There was no Congress organisation in the Princely States before India achieved independence. An organisation named Gana Parishad used to work in Hill Tripura as a substitute of Congress. It may be noted that in the pre-independent India Princely Tripura was known as “Hill Tripura” and there was also a Tipperah District of the then Bengal province adjacent to it. The people of Hill Tripura were also involved in the country's freedom movement and had close relations with their counterparts in British India. There was, however, no political agitation against the Maharaja of Tripura.

==Career==
From 1946 Sachin-da extensively toured the Hills and dales of Tripura for organisational work. He had special love and care for the hills’ people. Sometime in 1950 he organised a Tribal Conference, inviting tribal leaders from all parts of Tripura to the village of Bagafa in the Belonia sub-division, which was inaugurated by the then Chief Commissioner, Mr. K K Hazra, ICS. About 200 Tribal people attended the conference.
Deeply impressed and influenced by Mahatma Gandhi, he became a loyal follower, first of Gandhi and then of Jawaharlal Nehru.
In 1953, at Sachin-da’s initiative, Tribal rehabilitation work, the first in Tripura. began at Bagafa with financial support from the Prime Minister’s Fund. In 1953, while he was an advisor to the Advisory Council of the Government of Tripura, Tripura welfare work was taken up by the Government. A Special Officer for Tribal Welfare was appointed and necessary funds were allotted for the purpose. When he became the first Chief Minister of Tripura, he made a special effort to upgrade the Tribal Welfare Office and give more attention to the Tribal Jhumia Settlement and other tribal welfare work.
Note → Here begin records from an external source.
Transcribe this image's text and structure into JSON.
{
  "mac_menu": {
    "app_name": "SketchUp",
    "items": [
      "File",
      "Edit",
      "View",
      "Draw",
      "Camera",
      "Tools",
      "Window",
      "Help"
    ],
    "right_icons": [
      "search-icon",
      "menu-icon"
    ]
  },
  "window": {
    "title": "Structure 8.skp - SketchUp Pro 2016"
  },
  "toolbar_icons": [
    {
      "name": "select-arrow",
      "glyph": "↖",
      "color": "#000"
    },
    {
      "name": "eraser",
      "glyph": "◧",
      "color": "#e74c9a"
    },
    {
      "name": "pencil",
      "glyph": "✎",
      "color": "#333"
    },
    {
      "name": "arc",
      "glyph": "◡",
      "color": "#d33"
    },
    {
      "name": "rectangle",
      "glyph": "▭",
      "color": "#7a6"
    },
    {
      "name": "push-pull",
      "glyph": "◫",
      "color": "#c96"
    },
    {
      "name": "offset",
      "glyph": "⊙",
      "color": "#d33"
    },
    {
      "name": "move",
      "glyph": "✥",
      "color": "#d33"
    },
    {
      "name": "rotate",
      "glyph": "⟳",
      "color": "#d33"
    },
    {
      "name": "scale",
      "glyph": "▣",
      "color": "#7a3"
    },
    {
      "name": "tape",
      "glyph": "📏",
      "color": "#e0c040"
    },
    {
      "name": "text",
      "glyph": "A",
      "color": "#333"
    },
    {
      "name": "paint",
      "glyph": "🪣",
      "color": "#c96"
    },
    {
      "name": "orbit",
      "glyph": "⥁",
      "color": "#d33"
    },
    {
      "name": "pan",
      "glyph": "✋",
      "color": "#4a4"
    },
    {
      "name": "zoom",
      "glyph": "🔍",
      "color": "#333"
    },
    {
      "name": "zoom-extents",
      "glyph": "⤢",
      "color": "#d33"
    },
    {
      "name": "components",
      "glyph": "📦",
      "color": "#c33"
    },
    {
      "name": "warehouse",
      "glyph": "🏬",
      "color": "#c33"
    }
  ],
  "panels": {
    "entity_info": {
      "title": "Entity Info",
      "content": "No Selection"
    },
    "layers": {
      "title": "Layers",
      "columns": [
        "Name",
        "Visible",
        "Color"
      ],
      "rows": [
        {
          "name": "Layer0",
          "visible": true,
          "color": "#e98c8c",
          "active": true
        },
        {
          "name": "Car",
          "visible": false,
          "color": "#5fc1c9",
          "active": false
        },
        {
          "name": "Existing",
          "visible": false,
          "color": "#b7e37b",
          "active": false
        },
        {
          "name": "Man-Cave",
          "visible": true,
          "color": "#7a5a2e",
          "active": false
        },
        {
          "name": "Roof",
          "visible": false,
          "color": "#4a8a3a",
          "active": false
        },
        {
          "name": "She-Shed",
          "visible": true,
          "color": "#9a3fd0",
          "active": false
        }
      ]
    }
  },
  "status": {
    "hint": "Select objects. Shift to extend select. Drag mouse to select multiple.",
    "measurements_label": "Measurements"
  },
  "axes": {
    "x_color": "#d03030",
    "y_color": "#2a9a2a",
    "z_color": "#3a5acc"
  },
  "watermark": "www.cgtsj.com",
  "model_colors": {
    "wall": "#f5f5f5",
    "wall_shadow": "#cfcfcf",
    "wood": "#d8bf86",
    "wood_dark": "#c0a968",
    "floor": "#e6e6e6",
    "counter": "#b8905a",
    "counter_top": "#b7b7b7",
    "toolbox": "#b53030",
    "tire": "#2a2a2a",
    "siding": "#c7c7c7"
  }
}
In the General Election held in 1952 he was elected as a Member of the Tripura Electoral College. In 1956 he was elected as a Member of the Tripura Territorial Council and became its first Chairman. He was elected as a member of Tripura Territorial Council for the second time in 1967, which was subsequently converted into a Territorial Assembly to form the first government in Tripura. He was elected leader of the Congress party which held the majority in the Territorial Assembly, and formed the first democratically elected government in Tripura.

During his time in government as an advisor, as Chairman of the Territorial Council, and as Chief Minister he worked for the development of Tripura in agriculture, education, road communication and for the welfare of the people in general and Scheduled Tribes, Scheduled Castes and OBC in particular. He took care of refugees from East Pakistan for their rehabilitation. Sachin-da has been called the architect of democratic Tripura.
In 1971, when he was a Chief Minister of Tripura, assisting Sheikh Mujibur Rahman and the peoples of Bangladesh in achieving their independence.
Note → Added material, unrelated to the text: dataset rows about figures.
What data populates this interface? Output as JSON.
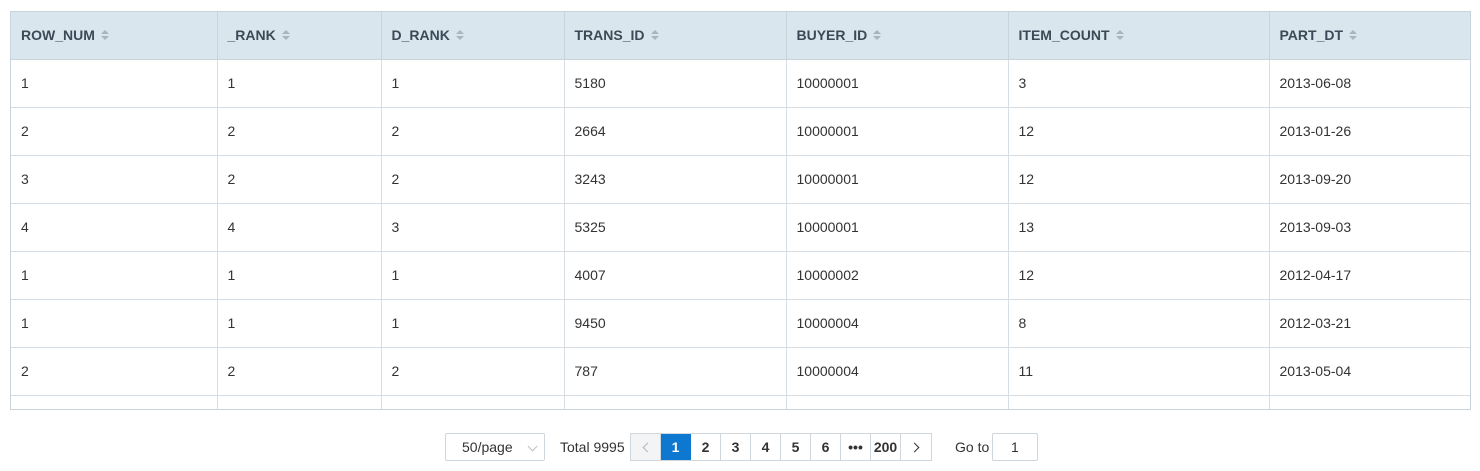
{
  "table": {
    "columns": [
      "ROW_NUM",
      "_RANK",
      "D_RANK",
      "TRANS_ID",
      "BUYER_ID",
      "ITEM_COUNT",
      "PART_DT"
    ],
    "rows": [
      [
        "1",
        "1",
        "1",
        "5180",
        "10000001",
        "3",
        "2013-06-08"
      ],
      [
        "2",
        "2",
        "2",
        "2664",
        "10000001",
        "12",
        "2013-01-26"
      ],
      [
        "3",
        "2",
        "2",
        "3243",
        "10000001",
        "12",
        "2013-09-20"
      ],
      [
        "4",
        "4",
        "3",
        "5325",
        "10000001",
        "13",
        "2013-09-03"
      ],
      [
        "1",
        "1",
        "1",
        "4007",
        "10000002",
        "12",
        "2012-04-17"
      ],
      [
        "1",
        "1",
        "1",
        "9450",
        "10000004",
        "8",
        "2012-03-21"
      ],
      [
        "2",
        "2",
        "2",
        "787",
        "10000004",
        "11",
        "2013-05-04"
      ],
      [
        "",
        "",
        "",
        "",
        "",
        "",
        ""
      ]
    ]
  },
  "pagination": {
    "page_size": "50/page",
    "total": "Total 9995",
    "pages": [
      "1",
      "2",
      "3",
      "4",
      "5",
      "6",
      "•••",
      "200"
    ],
    "current_page": "1",
    "goto_label": "Go to",
    "goto_value": "1"
  },
  "colors": {
    "header_bg": "#d9e6ee",
    "active_page": "#0e78d1"
  }
}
He was the first chairman of the Tripura Khadi & Village Industries Board, the Harijan Sevak Sangh, Tripura Board, Kamraj Foundation, New Delhi and chairman of Freedom Fighters Committee of the Ministry of Home Affairs Government of India, member of Telecommunication Committee etc.

==Later life and death==
In the last phase of his life, circumstances compelled him to leave the Tripura State Congress which he had formed, and he joined the Congress For Democracy of Babu Jagjiwan Ram. In the 1977 General Election he was elected Member of the Lok Sabha from the Tripura West Lok Sabha Constituency as a candidate of the Janata Party into which the Congress for Democracy had merged. But in 1982 Prime Minister Rajiv Gandhi invite him into his family, and he rejoined the Indian National Congress.
In 1982, he served as chairman of the Election Committee, Tripura Pradesh Congress Committee, and in charge of North Eastern states. He was close to H.N. Bahuguna, Smt. Nandini Satpathy, Santosh Mohan Dev, Gopinath Bardoloi, K. Kamraaj, Dr. B.C. Roy, Mohan Lal Sukhadiya and others.
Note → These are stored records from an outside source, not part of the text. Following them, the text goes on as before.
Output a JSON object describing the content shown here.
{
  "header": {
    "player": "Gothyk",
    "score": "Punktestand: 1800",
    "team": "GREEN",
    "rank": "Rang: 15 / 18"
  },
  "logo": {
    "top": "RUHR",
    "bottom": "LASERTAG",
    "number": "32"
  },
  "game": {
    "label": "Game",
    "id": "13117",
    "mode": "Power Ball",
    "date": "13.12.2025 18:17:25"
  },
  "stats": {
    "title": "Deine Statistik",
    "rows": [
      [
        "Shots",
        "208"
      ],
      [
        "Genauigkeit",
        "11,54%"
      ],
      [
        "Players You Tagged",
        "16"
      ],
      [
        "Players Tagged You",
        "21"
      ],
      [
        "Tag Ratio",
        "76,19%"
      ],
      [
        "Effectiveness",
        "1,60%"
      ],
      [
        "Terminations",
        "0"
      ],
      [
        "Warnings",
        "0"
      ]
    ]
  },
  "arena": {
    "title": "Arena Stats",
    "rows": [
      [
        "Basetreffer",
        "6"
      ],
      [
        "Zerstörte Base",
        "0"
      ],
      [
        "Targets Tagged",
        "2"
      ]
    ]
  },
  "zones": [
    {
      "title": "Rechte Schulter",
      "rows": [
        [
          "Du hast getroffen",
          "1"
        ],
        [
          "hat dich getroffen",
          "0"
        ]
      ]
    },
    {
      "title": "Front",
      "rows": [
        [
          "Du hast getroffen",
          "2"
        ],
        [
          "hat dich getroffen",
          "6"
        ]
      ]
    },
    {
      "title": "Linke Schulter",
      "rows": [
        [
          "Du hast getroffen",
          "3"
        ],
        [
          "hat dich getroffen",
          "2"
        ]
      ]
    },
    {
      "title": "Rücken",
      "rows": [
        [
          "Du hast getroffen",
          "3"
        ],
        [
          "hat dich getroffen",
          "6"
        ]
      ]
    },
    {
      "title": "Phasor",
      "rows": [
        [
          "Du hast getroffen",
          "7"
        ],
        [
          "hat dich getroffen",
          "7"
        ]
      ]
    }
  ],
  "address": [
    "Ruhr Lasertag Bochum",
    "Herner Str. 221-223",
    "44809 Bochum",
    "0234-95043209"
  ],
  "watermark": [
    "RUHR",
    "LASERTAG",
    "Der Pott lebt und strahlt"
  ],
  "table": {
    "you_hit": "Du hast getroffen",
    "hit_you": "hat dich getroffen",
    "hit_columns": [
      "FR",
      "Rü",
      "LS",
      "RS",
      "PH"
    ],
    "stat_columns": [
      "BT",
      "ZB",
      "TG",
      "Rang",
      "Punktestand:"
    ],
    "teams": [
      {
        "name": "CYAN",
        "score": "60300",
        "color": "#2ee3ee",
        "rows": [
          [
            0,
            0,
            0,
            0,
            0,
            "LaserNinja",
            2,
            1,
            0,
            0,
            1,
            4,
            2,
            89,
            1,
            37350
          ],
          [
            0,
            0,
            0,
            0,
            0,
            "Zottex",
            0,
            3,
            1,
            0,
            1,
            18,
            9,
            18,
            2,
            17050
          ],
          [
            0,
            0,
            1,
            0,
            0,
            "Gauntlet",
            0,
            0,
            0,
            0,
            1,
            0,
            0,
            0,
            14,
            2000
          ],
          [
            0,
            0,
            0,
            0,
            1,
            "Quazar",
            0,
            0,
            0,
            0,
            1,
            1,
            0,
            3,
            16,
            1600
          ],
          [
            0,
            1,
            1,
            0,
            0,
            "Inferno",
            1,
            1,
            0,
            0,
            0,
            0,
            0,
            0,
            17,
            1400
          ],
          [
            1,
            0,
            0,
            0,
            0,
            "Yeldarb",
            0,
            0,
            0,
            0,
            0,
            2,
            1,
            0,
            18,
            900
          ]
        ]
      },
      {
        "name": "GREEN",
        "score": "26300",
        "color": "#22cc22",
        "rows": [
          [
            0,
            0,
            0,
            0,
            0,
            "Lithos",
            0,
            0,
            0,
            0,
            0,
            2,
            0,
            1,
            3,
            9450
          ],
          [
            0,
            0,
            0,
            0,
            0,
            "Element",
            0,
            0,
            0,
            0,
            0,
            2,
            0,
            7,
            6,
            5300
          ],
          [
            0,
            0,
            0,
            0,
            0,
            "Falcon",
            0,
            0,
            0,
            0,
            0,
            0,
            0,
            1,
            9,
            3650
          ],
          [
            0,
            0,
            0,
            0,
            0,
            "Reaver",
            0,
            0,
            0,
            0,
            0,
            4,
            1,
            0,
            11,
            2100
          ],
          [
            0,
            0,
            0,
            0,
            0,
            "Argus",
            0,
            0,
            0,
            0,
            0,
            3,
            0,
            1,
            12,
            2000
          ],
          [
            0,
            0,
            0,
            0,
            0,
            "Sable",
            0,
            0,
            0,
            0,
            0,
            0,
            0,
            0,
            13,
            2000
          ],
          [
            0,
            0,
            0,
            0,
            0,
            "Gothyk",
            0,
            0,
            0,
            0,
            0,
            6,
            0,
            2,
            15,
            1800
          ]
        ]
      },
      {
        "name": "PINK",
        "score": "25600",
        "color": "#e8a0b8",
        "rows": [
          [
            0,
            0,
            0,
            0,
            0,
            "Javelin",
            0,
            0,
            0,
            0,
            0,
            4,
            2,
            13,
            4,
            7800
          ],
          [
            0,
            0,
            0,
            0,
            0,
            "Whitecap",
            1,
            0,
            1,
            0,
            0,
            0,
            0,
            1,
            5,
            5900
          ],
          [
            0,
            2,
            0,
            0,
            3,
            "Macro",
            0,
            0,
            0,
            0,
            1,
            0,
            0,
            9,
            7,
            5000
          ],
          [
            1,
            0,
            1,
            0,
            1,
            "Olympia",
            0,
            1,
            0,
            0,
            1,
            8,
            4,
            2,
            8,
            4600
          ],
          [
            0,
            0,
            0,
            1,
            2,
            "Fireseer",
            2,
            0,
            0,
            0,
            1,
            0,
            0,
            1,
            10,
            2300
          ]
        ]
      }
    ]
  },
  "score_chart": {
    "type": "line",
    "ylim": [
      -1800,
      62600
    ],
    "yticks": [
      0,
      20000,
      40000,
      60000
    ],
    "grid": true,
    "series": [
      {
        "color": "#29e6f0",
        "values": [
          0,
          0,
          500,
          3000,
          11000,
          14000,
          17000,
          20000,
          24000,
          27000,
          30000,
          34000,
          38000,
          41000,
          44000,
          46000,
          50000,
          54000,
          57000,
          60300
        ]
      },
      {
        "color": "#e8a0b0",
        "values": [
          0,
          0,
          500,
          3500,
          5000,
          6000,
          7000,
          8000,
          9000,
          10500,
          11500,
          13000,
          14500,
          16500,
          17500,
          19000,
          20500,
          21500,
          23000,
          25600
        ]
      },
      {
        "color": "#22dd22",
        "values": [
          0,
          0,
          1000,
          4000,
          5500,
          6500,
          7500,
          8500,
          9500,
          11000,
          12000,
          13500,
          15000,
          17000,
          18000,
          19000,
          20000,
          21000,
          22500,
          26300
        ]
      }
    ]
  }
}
Since 1977 he was living in New Delhi with his wife and children (Ashish Lal Singh, Nandita Singh, Debashish Lal Singh, Namita Singh), and died there on 9 December 2000. His body was brought to Agartala by the Government and cremated at Dashami Ghat cremation ground, Agartala, with full State Honour. He was awarded "Friends of Liberation War Honour" posthumously in 2012 by Bangladesh for his outstanding contributions in the Bangladesh Liberation War.